Without the cynicism, that’s precisely the idea.
And lots of electorates take that very seriously—thinking of Lyne, New England, and Kennedy, at the Federal level, and any number of State seats in my State over the years (I’m less familiar with Victoria where you are). Ask Clover Moore, the Independent Lord Mayor of Sydney and MP for Sydney whether her constituents are disenfranchised because of the two-party system you say is forced by single electorates.
That’s a different issue entirely. The votes that elected Tony Abbott have exactly as much value as the votes that elected Andrew Wilkie. It’s just that there are a lot more Libs up in Manly—that’s demographics, not democracy.
You’re entirely hung up on the idea that there should be a direct reflection of the percentage of votes. That’s one objective in designing a fair electoral system, but not the only one. What’s so bad about geography?
To make my point better, here’s a mental exercise for you. At the last round of local council elections in my State, very very few Labor, Liberal or Greens councillors were elected in rural LGAs—in fact, rural LGAs are overwhelmingly dominated by Independent councillors and mayors. Likewise, in the city, nobody, even Party members, got the chance to vote for the National Party; for obvious reasons they don’t bother to run in central urban councils.
So why shouldn’t we have one single electorate to cover local government services across the State, ie, the NSW Council, which would be much, much more reflective of percentages of voters by Party? On your terms, that would be far more democratic. Wouldn’t it?
Not really, because councils only have power and provide services over a local area. They’re quite different from a national parliament. Also, provision of those sorts of services isn’t really a philosophical, political issue – it’s more just a management issue.
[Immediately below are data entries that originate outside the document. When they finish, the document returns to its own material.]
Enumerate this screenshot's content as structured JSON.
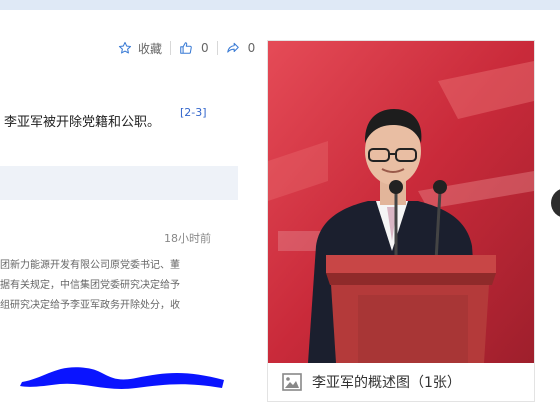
{
  "actions": {
    "favorite_label": "收藏",
    "like_count": "0",
    "share_count": "0"
  },
  "article": {
    "lead_text": "李亚军被开除党籍和公职。",
    "ref": "[2-3]"
  },
  "news": {
    "time": "18小时前",
    "lines": [
      "团新力能源开发有限公司原党委书记、董",
      "据有关规定，中信集团党委研究决定给予",
      "组研究决定给予李亚军政务开除处分，收"
    ]
  },
  "album": {
    "caption": "李亚军的概述图（1张）"
  },
  "colors": {
    "accent": "#2f6fd6",
    "scribble": "#0a14ff",
    "photo_bg": "#c92a3a",
    "podium": "#b43a3a"
  }
}
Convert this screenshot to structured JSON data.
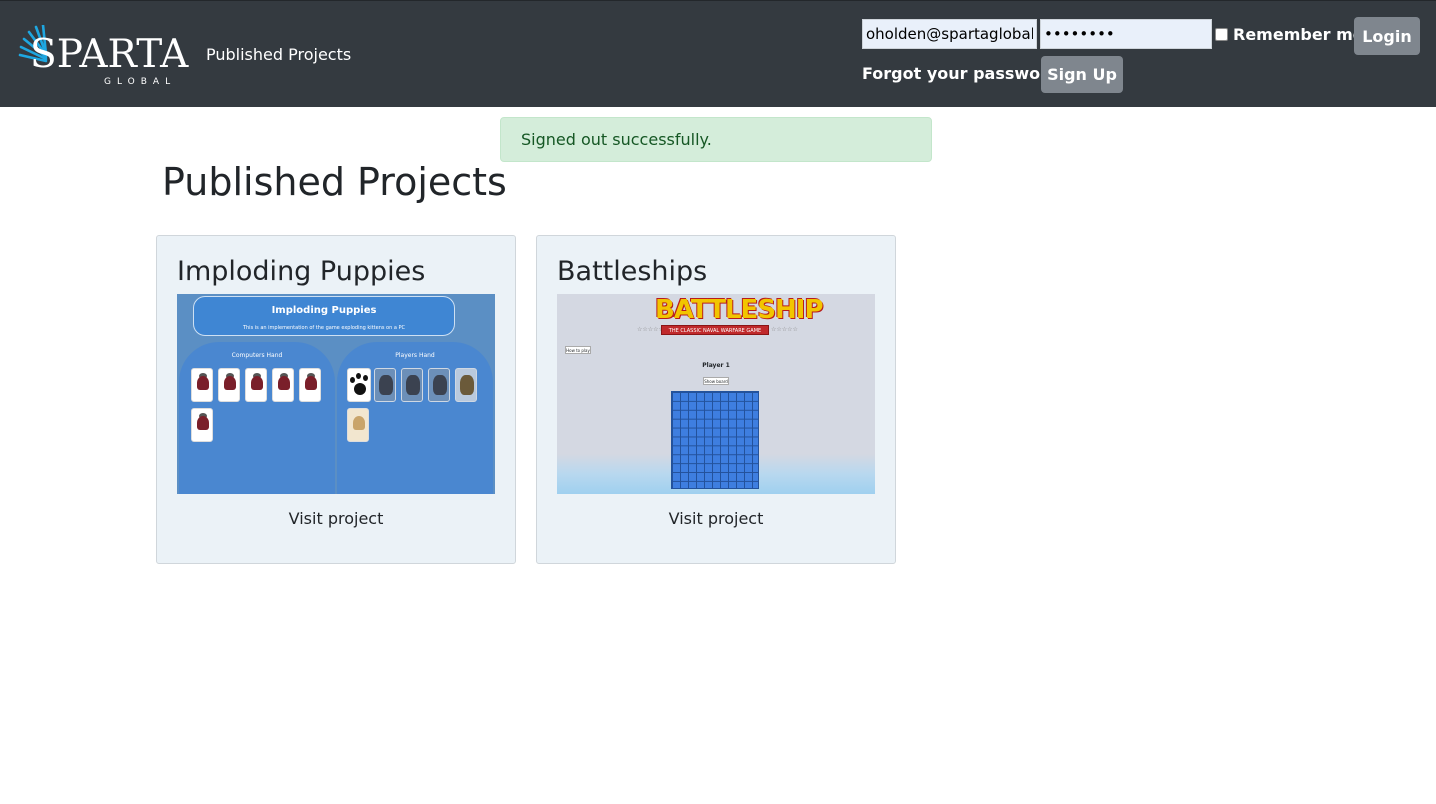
{
  "brand": {
    "name": "SPARTA",
    "sub": "GLOBAL"
  },
  "nav": {
    "published_projects_link": "Published Projects"
  },
  "login": {
    "email_value": "oholden@spartaglobal",
    "password_value": "••••••••",
    "remember_label": "Remember me",
    "login_label": "Login",
    "forgot_label": "Forgot your password?",
    "signup_label": "Sign Up"
  },
  "alert": {
    "message": "Signed out successfully."
  },
  "page": {
    "title": "Published Projects"
  },
  "projects": [
    {
      "title": "Imploding Puppies",
      "link_label": "Visit project",
      "thumb": {
        "header_title": "Imploding Puppies",
        "header_sub": "This is an implementation of the game exploding kittens on a PC",
        "left_label": "Computers Hand",
        "right_label": "Players Hand"
      }
    },
    {
      "title": "Battleships",
      "link_label": "Visit project",
      "thumb": {
        "logo": "BATTLESHIP",
        "banner": "THE CLASSIC NAVAL WARFARE GAME",
        "howto": "How to play",
        "player": "Player 1",
        "showboard": "Show board"
      }
    }
  ],
  "colors": {
    "navbar": "#343a40",
    "alert_bg": "#d4edda",
    "alert_text": "#155724",
    "button_gray": "#7f868e",
    "card_bg": "#ebf2f7"
  }
}
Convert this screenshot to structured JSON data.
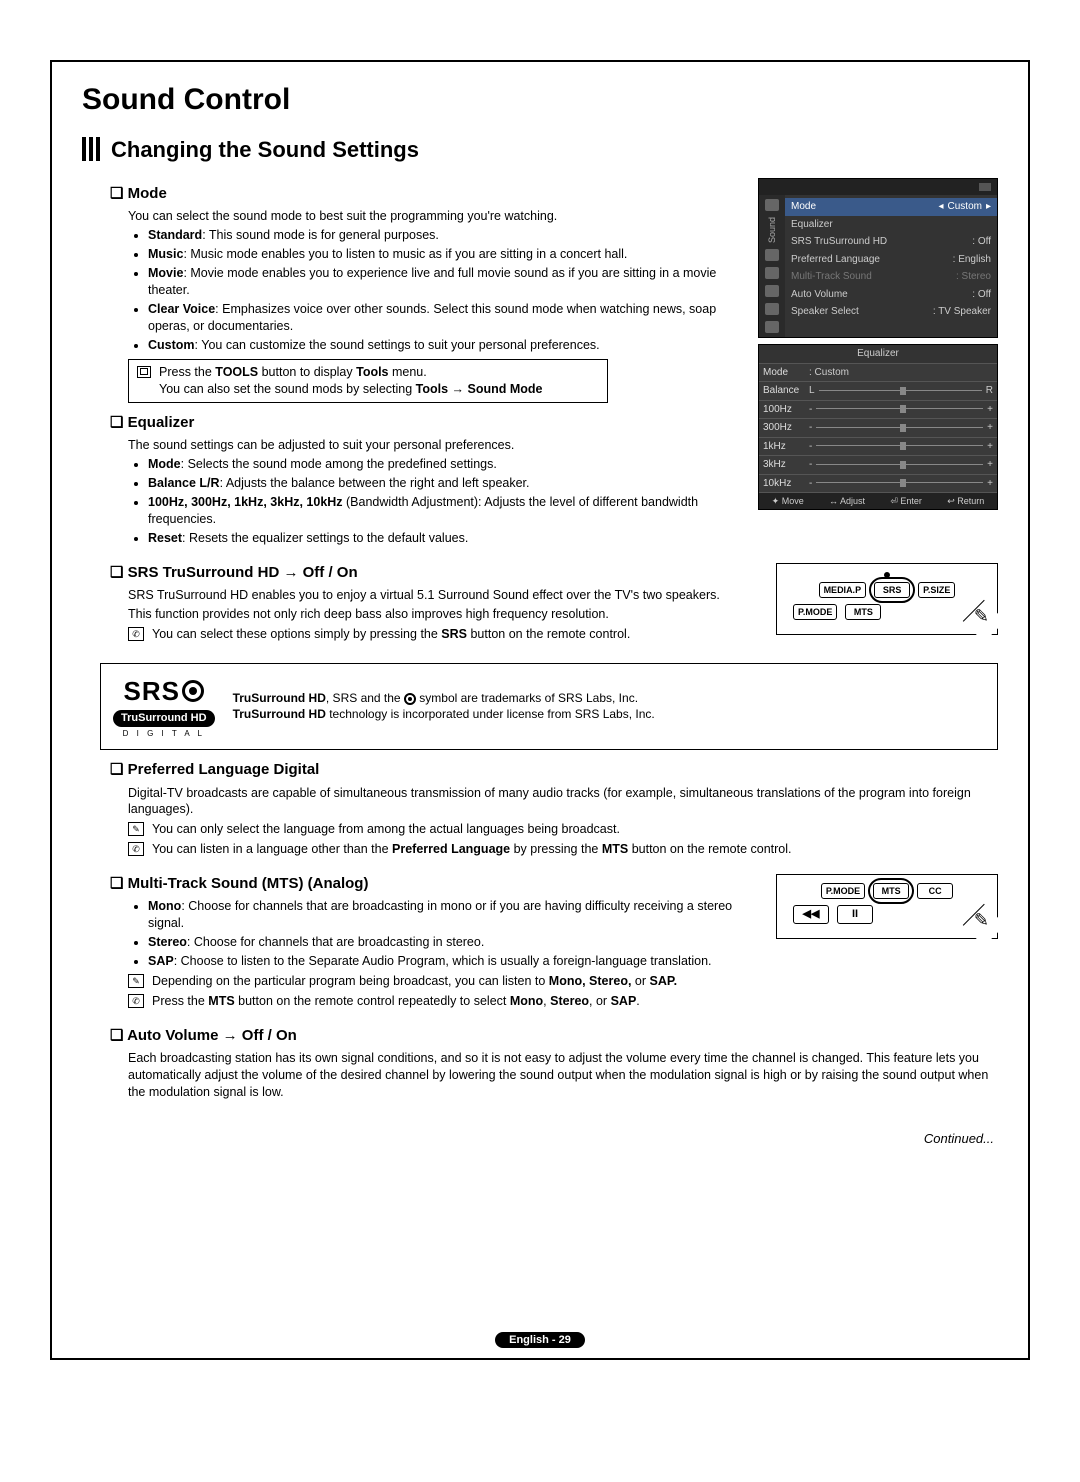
{
  "title": "Sound Control",
  "subtitle": "Changing the Sound Settings",
  "mode": {
    "heading": "Mode",
    "intro": "You can select the sound mode to best suit the programming you're watching.",
    "items": {
      "standard_b": "Standard",
      "standard_t": ": This sound mode is for general purposes.",
      "music_b": "Music",
      "music_t": ": Music mode enables you to listen to music as if you are sitting in a concert hall.",
      "movie_b": "Movie",
      "movie_t": ": Movie mode enables you to experience live and full movie sound as if you are sitting in a movie theater.",
      "clear_b": "Clear Voice",
      "clear_t": ": Emphasizes voice over other sounds. Select this sound mode when watching news, soap operas, or documentaries.",
      "custom_b": "Custom",
      "custom_t": ": You can customize the sound settings to suit your personal preferences."
    },
    "tools_note_1a": "Press the ",
    "tools_note_1b": "TOOLS",
    "tools_note_1c": " button to display ",
    "tools_note_1d": "Tools",
    "tools_note_1e": " menu.",
    "tools_note_2a": "You can also set the sound mods by selecting ",
    "tools_note_2b": "Tools → Sound Mode"
  },
  "osd_sound": {
    "vlabel": "Sound",
    "rows": [
      {
        "k": "Mode",
        "v": "Custom",
        "sel": true
      },
      {
        "k": "Equalizer",
        "v": ""
      },
      {
        "k": "SRS TruSurround HD",
        "v": ": Off"
      },
      {
        "k": "Preferred Language",
        "v": ": English"
      },
      {
        "k": "Multi-Track Sound",
        "v": ": Stereo",
        "dim": true
      },
      {
        "k": "Auto Volume",
        "v": ": Off"
      },
      {
        "k": "Speaker Select",
        "v": ": TV Speaker"
      }
    ]
  },
  "osd_eq": {
    "title": "Equalizer",
    "mode_k": "Mode",
    "mode_v": ": Custom",
    "balance_k": "Balance",
    "L": "L",
    "R": "R",
    "freq": [
      "100Hz",
      "300Hz",
      "1kHz",
      "3kHz",
      "10kHz"
    ],
    "footer": [
      "✦ Move",
      "↔ Adjust",
      "⏎ Enter",
      "↩ Return"
    ]
  },
  "equalizer": {
    "heading": "Equalizer",
    "intro": "The sound settings can be adjusted to suit your personal preferences.",
    "items": {
      "mode_b": "Mode",
      "mode_t": ": Selects the sound mode among the predefined settings.",
      "bal_b": "Balance L/R",
      "bal_t": ": Adjusts the balance between the right and left speaker.",
      "bw_b": "100Hz, 300Hz, 1kHz, 3kHz, 10kHz",
      "bw_t": " (Bandwidth Adjustment): Adjusts the level of different bandwidth frequencies.",
      "reset_b": "Reset",
      "reset_t": ": Resets the equalizer settings to the default values."
    }
  },
  "srs": {
    "heading": "SRS TruSurround HD → Off / On",
    "p1": "SRS TruSurround HD enables you to enjoy a virtual 5.1 Surround Sound effect over the TV's two speakers.",
    "p2": "This function provides not only rich deep bass also improves high frequency resolution.",
    "note_a": "You can select these options simply by pressing the ",
    "note_b": "SRS",
    "note_c": " button on the remote control."
  },
  "remote1": {
    "row1": [
      "MEDIA.P",
      "SRS",
      "P.SIZE"
    ],
    "row2": [
      "P.MODE",
      "MTS"
    ]
  },
  "srs_box": {
    "brand": "SRS",
    "chip": "TruSurround HD",
    "digital": "D I G I T A L",
    "l1_b": "TruSurround HD",
    "l1_t": ", SRS and the ",
    "l1_end": " symbol are trademarks of SRS Labs, Inc.",
    "l2_b": "TruSurround HD",
    "l2_t": " technology is incorporated under license from SRS Labs, Inc."
  },
  "pref_lang": {
    "heading": "Preferred Language Digital",
    "p1": "Digital-TV broadcasts are capable of simultaneous transmission of many audio tracks (for example, simultaneous translations of the program into foreign languages).",
    "n1": "You can only select the language from among the actual languages being broadcast.",
    "n2a": "You can listen in a language other than the ",
    "n2b": "Preferred Language",
    "n2c": " by pressing the ",
    "n2d": "MTS",
    "n2e": " button on the remote control."
  },
  "mts": {
    "heading": "Multi-Track Sound (MTS) (Analog)",
    "mono_b": "Mono",
    "mono_t": ": Choose for channels that are broadcasting in mono or if you are having difficulty receiving a stereo signal.",
    "stereo_b": "Stereo",
    "stereo_t": ": Choose for channels that are broadcasting in stereo.",
    "sap_b": "SAP",
    "sap_t": ": Choose to listen to the Separate Audio Program, which is usually a foreign-language translation.",
    "n1a": "Depending on the particular program being broadcast, you can listen to ",
    "n1b": "Mono, Stereo,",
    "n1c": " or ",
    "n1d": "SAP.",
    "n2a": "Press the ",
    "n2b": "MTS",
    "n2c": " button on the remote control repeatedly to select ",
    "n2d": "Mono",
    "n2e": ", ",
    "n2f": "Stereo",
    "n2g": ", or ",
    "n2h": "SAP",
    "n2i": "."
  },
  "remote2": {
    "row1": [
      "P.MODE",
      "MTS",
      "CC"
    ],
    "row2": [
      "◀◀",
      "II"
    ]
  },
  "autovol": {
    "heading": "Auto Volume → Off / On",
    "p1": "Each broadcasting station has its own signal conditions, and so it is not easy to adjust the volume every time the channel is changed. This feature lets you automatically adjust the volume of the desired channel by lowering the sound output when the modulation signal is high or by raising the sound output when the modulation signal is low."
  },
  "continued": "Continued...",
  "pagefoot": "English - 29"
}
“You’re entirely hung up on the idea that there should be a direct reflection of the percentage of votes. That’s one objective in designing a fair electoral system, but not the only one. What’s so bad about geography?”
Because it’s not the basis on which decisions in the national parliament are made. The national parliament decides issues of how the whole country will be defended, will be taxed, will have services, will address national issues. That’s a matter on which voters’ opinions are much more important than their location.
As for the “demographics not democracy” – no, the reality for any voter is that the practical worth of their vote, and the interest politicians have in securing it, is directly linked to whether the seat is marginal or not.
In a PR or multi-member system, in contrast, every vote is just as valuable as the next, because every vote counts towards the final percentage. They’re not shunted off to other parties before they can elect candidates.
Why? I mean it, why is a local council any different to a national Parliament, in the fundamental principles you’re talking about—democratic representation? Why is the running of a military or foreign affairs bureau any different to collecting waste or drawing up a local strategic land-use plan? Remembering that the entire population and economy of Australia would fit into California or Texas, and that there are provincial governments (admittedly, not democratic ones) in China much bigger than some of our capitals.
What you’re talking about is for every opinion to be proportionately represented in a Parliament. Which is a good definition of democracy: just not the only one, or the one we’re working with.
…And if national interest is meaningful to you, you should read up a bit on mandate theory.